# 10/22 Stove pipes



## akuwdiver (Mar 28, 2004)

:I just got a new 10/22 and it is stove piping. I tried two magazines and two different types of ammo, neither are the CCI stingers. Just was wondering if anyone has had a similar problem and an easier fix than sending it back.

sniper:


----------



## Plainsman (Jul 30, 2003)

akuwdiver

I am not sure what you call stove piping. Stove piping as it has been described to me occurs when you shoot ammo with not enough power to throw the bolt rearward far enough for the empty case to clear the chamber. It happens most often when shooting a reduced load in say a model 1911 45 ACP. The normal spring for this gun is a 16 pound spring. I have on hand 10 lb for reduced loads, and 22 lb for heavy loads. With this pistol I also use Wilson Combat shock washers on my guide rod. If you are getting this type of stove piping with a 22 then you need to pick up ammo with a little more oomph. Try CCI Mini Mags or one of the faster 35 to 40 grain ammo types. Fast light bullets will not help that much. You need energy rearward against the bolt.


----------



## Plainsman (Jul 30, 2003)

akuwdiver

Oh, I should have also said the opening is small and the bolt not traveling back all the way returns quickly and captures the empty case. It looks like this:


----------



## mlandrus (Apr 6, 2004)

yeah clean it
if you have powder or debri gumming up your guid rods, it can slow the action down. this in turn will lessen the energy placed on the caseing when it hits the ejector block, and being that this energy is what throws the spent caseing free from the path of the returning bolt, it may not clear and you could end up with quite a few caseings, caught by the base, stuck in between your bolt and barrel.
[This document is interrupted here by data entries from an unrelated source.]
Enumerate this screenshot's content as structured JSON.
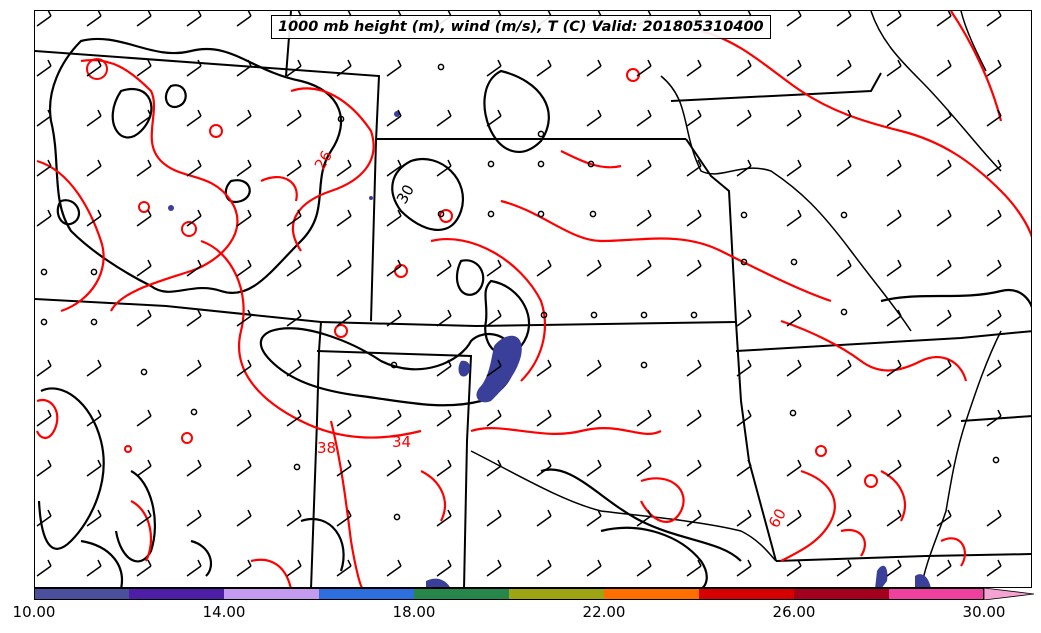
{
  "title": "1000 mb height (m), wind (m/s), T (C) Valid: 201805310400",
  "colorbar": {
    "tick_labels": [
      "10.00",
      "14.00",
      "18.00",
      "22.00",
      "26.00",
      "30.00"
    ],
    "colors": [
      "#4b4f9c",
      "#4e1ea6",
      "#c59bf0",
      "#2f6fdd",
      "#27874a",
      "#9ea514",
      "#ff6f00",
      "#d60000",
      "#a3001d",
      "#ef3f9f",
      "#f4a3d3"
    ]
  },
  "contour_labels": {
    "red": [
      "26",
      "38",
      "34",
      "60"
    ],
    "black": [
      "30"
    ]
  },
  "colors": {
    "temperature_contour": "#ff0000",
    "height_contour": "#000000",
    "boundaries": "#000000",
    "shading": "#3a3f9a"
  }
}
You probably need to do a very deep cleaning of your baby. take it as far appart as you are comfortable with, clean everything, use light oil or breakfree to lube parts, now reassemble.
This should clear your troubles. If this does not work, or if you are not too comfortable with the weapon, you should seak the help of a local gun smith. it's probably not as big of a problem as you might of feared.

Happy Shooting: ME


----------



## Militant_Tiger (Feb 23, 2004)

get a new extractor, is what i've heard a lot of. if nothing works ask the guys at rimfirecentral.com/forums


----------